The feedback we got from data types was quite insightful. They basically asked questions about how we plan on splitting up the boundaries as well as what are we planning to use to determine affluence. Our plan is to take the existing boundaries of the Seattle neighborhoods and determine affluent area from there. We decided to choose the existing boundaries of the Seattle neighborhoods since that is already a definitive border that exists and that we can find data on. In addition, Yelp reviews do include the neighborhood the restaurant is in, so it would mitigate any uncertainties. Though, we are set on using the exact boundaries and determining the address or lat/long of the restaurant to determine its exact neighborhood. Using Yelp’s neighborhood location would be a fall back if in the case we are unable to set up those boundaries. In terms of how we determine the affluence of an area, we will be using the median household income of the area.
Proposed Integrations: With the feedback that we obtained, we decided to stick with using the median household income as it was a good determinant on seeing places that were affluent by definition. The boundaries of Seattle are created through the U.S. census tract by census ID because it is federally defined. The census tract can be determined through a restaurant’s geolocation which can easily be used to track where on a map it is located. By using the yelp data we obtain, we will also be filtering the type of data we collect. We plan to use data that is most current in terms of getting restaurant ratings and reviews in which we decided to be a one-year duration starting from when we began scraping the data.
Proposal Review process (reflection):
Opposite perspective: While reading through all the feedback, part of the process of how we decided is becoming a devil’s advocate by trying to falsify or find ways to justify our claims that we have made.
Specific: We go deep into specific questions with detailed proof, as we realized our initial proposal was not very clear and specific, which leads to some confusion to our readers.
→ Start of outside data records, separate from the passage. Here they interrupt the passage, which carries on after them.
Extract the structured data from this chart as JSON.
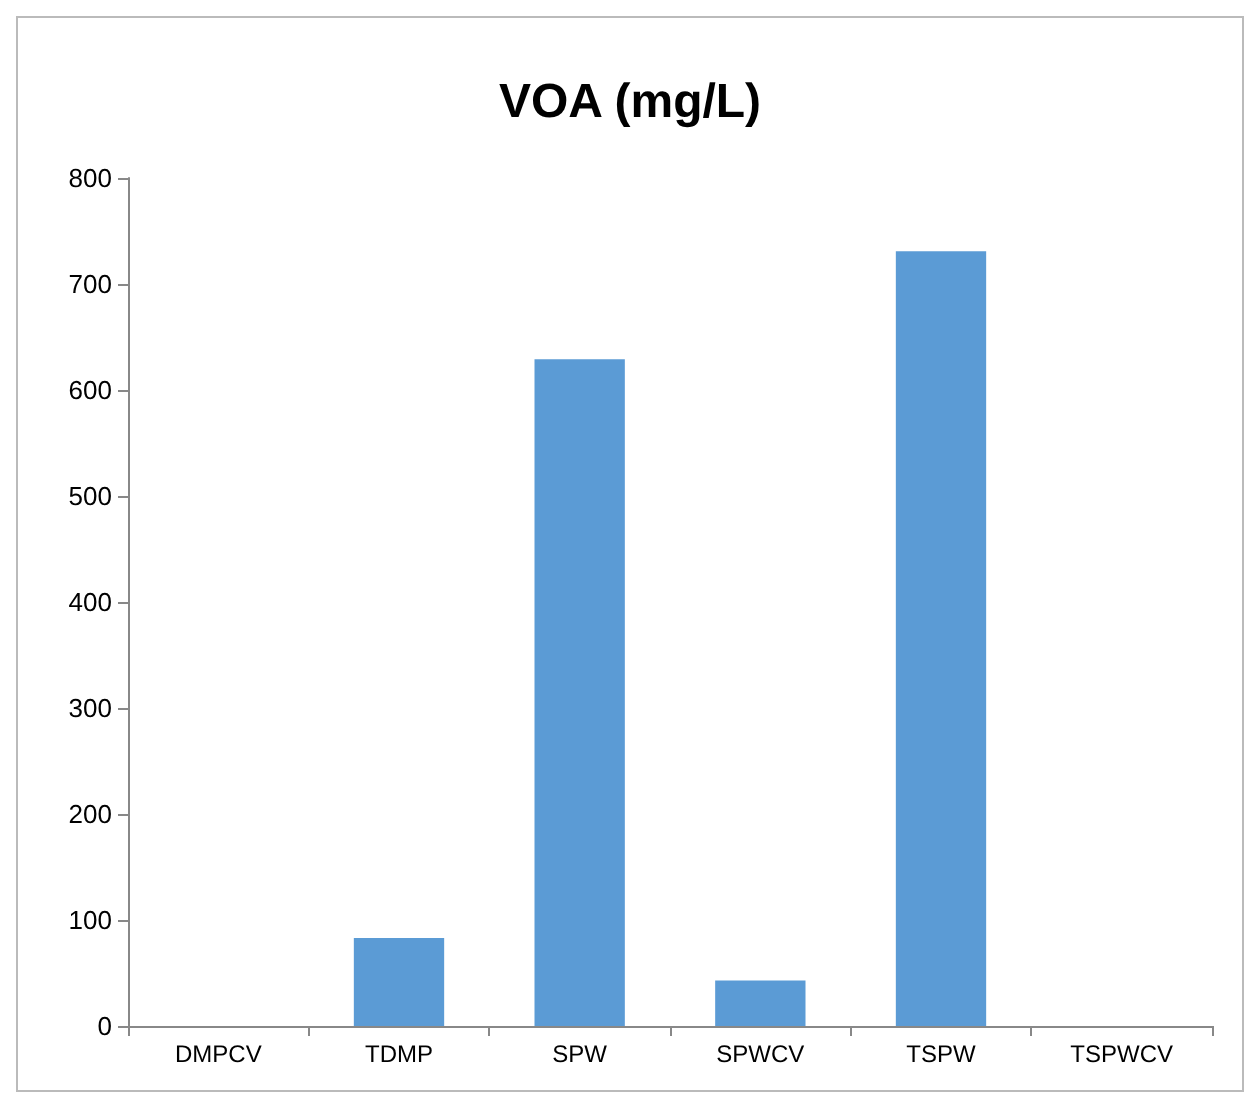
{
  "chart_data": {
    "type": "bar",
    "title": "VOA (mg/L)",
    "categories": [
      "DMPCV",
      "TDMP",
      "SPW",
      "SPWCV",
      "TSPW",
      "TSPWCV"
    ],
    "values": [
      0,
      83,
      629,
      43,
      731,
      0
    ],
    "color": "#5b9bd5",
    "ylim": [
      0,
      800
    ],
    "yticks": [
      0,
      100,
      200,
      300,
      400,
      500,
      600,
      700,
      800
    ],
    "grid": false
  }
}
With more proof and evidence in our proposal revision, we’ll be able to justify our project more.
Evaluation: We started to brainstorm more ideas, solutions, and stakeholders, as we realized we should have a broad range of topics and stakeholders first. And then we narrowed them down into specific audiences, rather than going straight into one narrow view at the beginning. Through the evaluation, we were also able to back and reevaluate our risks. We began to raise more questions, especially those that are relevant to our stakeholders. From doing so, our discussion revolving around approaches to answering them as well as whether or not they should be a part of our project. This made us rethink what the exact problem we are solving down to the specific details of the type of data we are using.